In situations where a genetic mutation causes serious or fatal disease, replacing a defective gene with a healthy copy of that gene merely restores natural function. For example, if a child inherits a defective copy of an essential gene from one parent, replacing that defective copy with the natural copy from the other parent would involve no risk to the child beyond the risks associated with the editing technique itself. And using existing technology, the safety of the procedure could be determined with sufficient accuracy to ensure that the intended alteration, and no other, had indeed been produced.
Importantly, the long-term consequences of having a normal copy of the gene have been tested by millions of humans over many thousands of years. A germline modification of this type that was made in a human zygote would still carry the ethical concerns raised by in vitro fertilization procedures and manipulation of human embryos, but it would not raise concerns regarding the long-term consequences of altering the human genome.

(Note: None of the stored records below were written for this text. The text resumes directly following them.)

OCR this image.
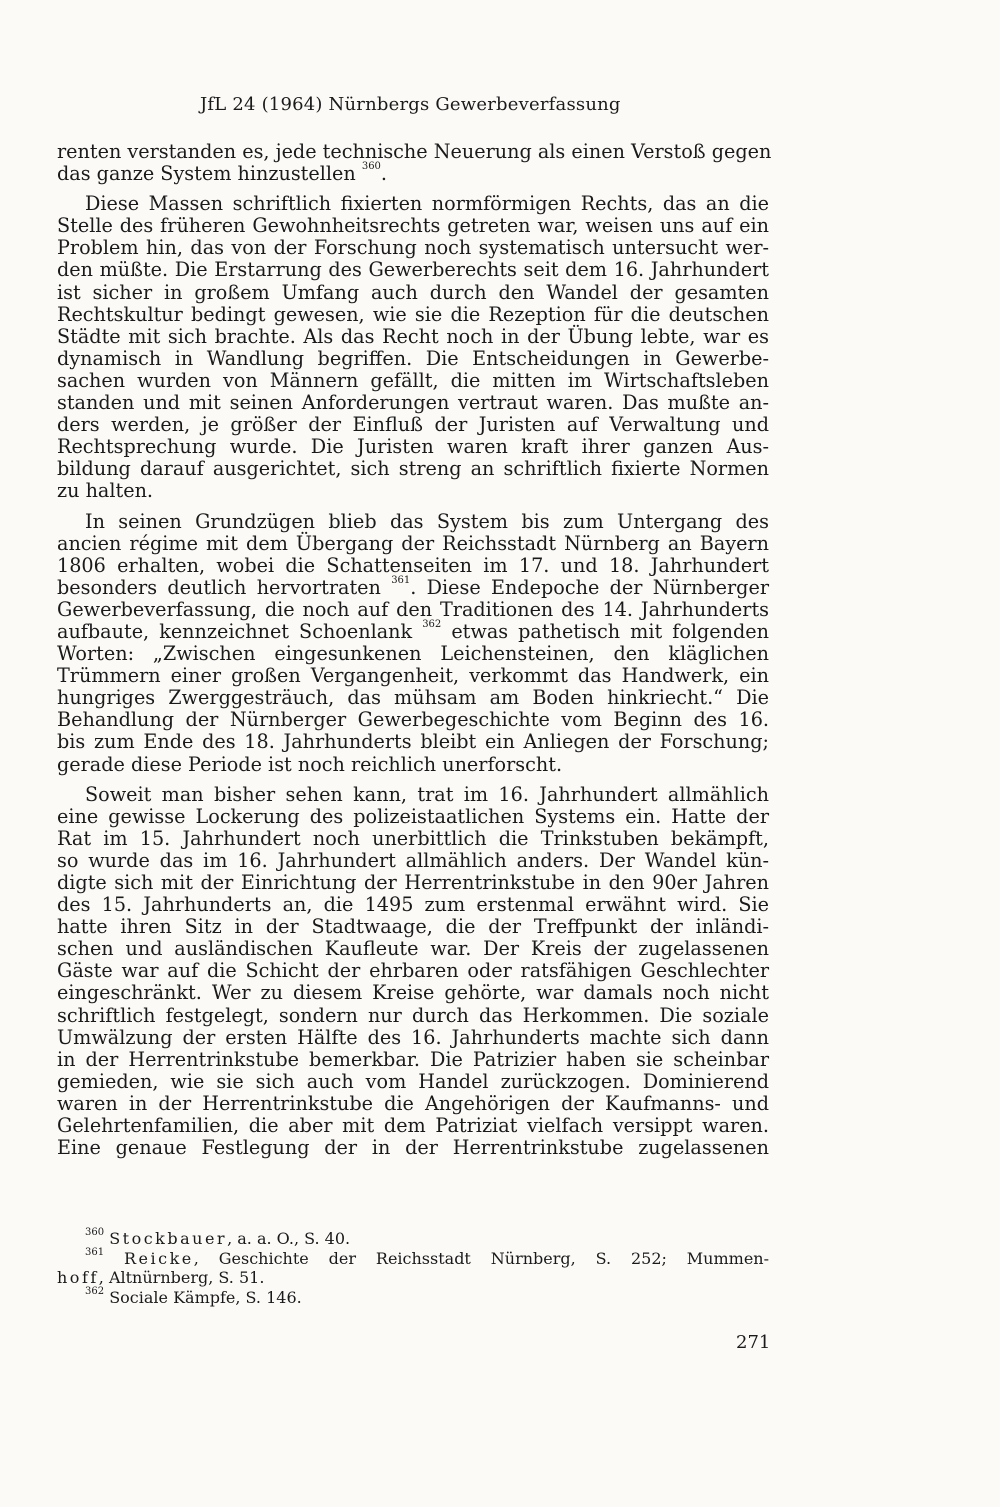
JfL 24 (1964) Nürnbergs Gewerbeverfassung
renten verstanden es, jede technische Neuerung als einen Verstoß gegen
das ganze System hinzustellen $^{360}$.
Diese Massen schriftlich fixierten normförmigen Rechts, das an die
Stelle des früheren Gewohnheitsrechts getreten war, weisen uns auf ein
Problem hin, das von der Forschung noch systematisch untersucht wer-
den müßte. Die Erstarrung des Gewerberechts seit dem 16. Jahrhundert
ist sicher in großem Umfang auch durch den Wandel der gesamten
Rechtskultur bedingt gewesen, wie sie die Rezeption für die deutschen
Städte mit sich brachte. Als das Recht noch in der Übung lebte, war es
dynamisch in Wandlung begriffen. Die Entscheidungen in Gewerbe-
sachen wurden von Männern gefällt, die mitten im Wirtschaftsleben
standen und mit seinen Anforderungen vertraut waren. Das mußte an-
ders werden, je größer der Einfluß der Juristen auf Verwaltung und
Rechtsprechung wurde. Die Juristen waren kraft ihrer ganzen Aus-
bildung darauf ausgerichtet, sich streng an schriftlich fixierte Normen
zu halten.
In seinen Grundzügen blieb das System bis zum Untergang des
ancien régime mit dem Übergang der Reichsstadt Nürnberg an Bayern
1806 erhalten, wobei die Schattenseiten im 17. und 18. Jahrhundert
besonders deutlich hervortraten $^{361}$. Diese Endepoche der Nürnberger
Gewerbeverfassung, die noch auf den Traditionen des 14. Jahrhunderts
aufbaute, kennzeichnet Schoenlank $^{362}$ etwas pathetisch mit folgenden
Worten: „Zwischen eingesunkenen Leichensteinen, den kläglichen
Trümmern einer großen Vergangenheit, verkommt das Handwerk, ein
hungriges Zwerggesträuch, das mühsam am Boden hinkriecht.“ Die
Behandlung der Nürnberger Gewerbegeschichte vom Beginn des 16.
bis zum Ende des 18. Jahrhunderts bleibt ein Anliegen der Forschung;
gerade diese Periode ist noch reichlich unerforscht.
Soweit man bisher sehen kann, trat im 16. Jahrhundert allmählich
eine gewisse Lockerung des polizeistaatlichen Systems ein. Hatte der
Rat im 15. Jahrhundert noch unerbittlich die Trinkstuben bekämpft,
so wurde das im 16. Jahrhundert allmählich anders. Der Wandel kün-
digte sich mit der Einrichtung der Herrentrinkstube in den 90er Jahren
des 15. Jahrhunderts an, die 1495 zum erstenmal erwähnt wird. Sie
hatte ihren Sitz in der Stadtwaage, die der Treffpunkt der inländi-
schen und ausländischen Kaufleute war. Der Kreis der zugelassenen
Gäste war auf die Schicht der ehrbaren oder ratsfähigen Geschlechter
eingeschränkt. Wer zu diesem Kreise gehörte, war damals noch nicht
schriftlich festgelegt, sondern nur durch das Herkommen. Die soziale
Umwälzung der ersten Hälfte des 16. Jahrhunderts machte sich dann
in der Herrentrinkstube bemerkbar. Die Patrizier haben sie scheinbar
gemieden, wie sie sich auch vom Handel zurückzogen. Dominierend
waren in der Herrentrinkstube die Angehörigen der Kaufmanns- und
Gelehrtenfamilien, die aber mit dem Patriziat vielfach versippt waren.
Eine genaue Festlegung der in der Herrentrinkstube zugelassenen
$^{360}$ Stockbauer, a. a. O., S. 40.
$^{361}$ Reicke, Geschichte der Reichsstadt Nürnberg, S. 252; Mummen-
hoff, Altnürnberg, S. 51.
$^{362}$ Sociale Kämpfe, S. 146.
271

Experimental manipulation of embryonic humans is likely to be an insurmountable ethical concern, but in the case of restoring natural function, it is largely unrelated to genome editing. Importantly, if the correction did not involve manipulation of embryos - if the defect was corrected in germ cells, for example - such a manipulation would not be ethically problematic and there would be no deleterious long-term consequences for the individuals produced from such “corrected” gametes.
In contrast, the long-term consequences of manipulations that either enhance function or provide novel function cannot be predicted. Evolution works by introducing alterations and then subjecting them to the test of time. If, after many hundreds of generations, the alteration persists, it is either neutral or beneficial. If it kills or weakens the individual, both the alteration and the individual possessing it are less likely to persist. Importantly, such deleterious effects often do not show up until the individual is an adult. And if the negative effects are subtle, it may take thousands of individuals with the same alteration before those effects are reliably detected. To initiate such a long-term, multi-generational experiment on humans is profoundly unethical.

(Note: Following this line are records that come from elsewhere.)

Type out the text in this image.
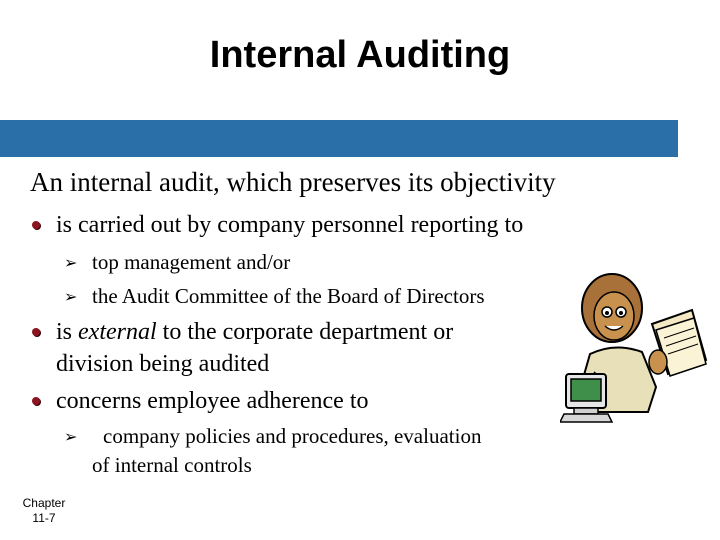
Internal Auditing
An internal audit, which preserves its objectivity
is carried out by company personnel reporting to
➢ top management and/or
➢ the Audit Committee of the Board of Directors
is external to the corporate department or
division being audited
concerns employee adherence to
➢ company policies and procedures, evaluation
of internal controls
Chapter
11-7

There is nothing inherently wrong with genetic engineering. Humans have amplified some genetic traits and eliminated others for centuries by selectively breeding animals and plants with desirable characteristics. The CRISPR/Cas9 system has merely given us an enormously more efficient way of accomplishing the same goals. Genome editing has the potential to be a powerful and beneficent tool for eliminating disease-causing genetic mutations or mitigating their effects. It would be unethical to arbitrarily restrict such beneficent applications of this technology.
Yet if genome editing is used as a eugenic tool to produce “superior” human beings, it raises serious ethical concerns that society cannot afford to leave in the hands of scientists alone. Responsible citizens need to look beyond the technical safety of the procedure and engage the difficult question of whether the future of the human species is something to be left in the hands of scientists with the power to edit the human genome.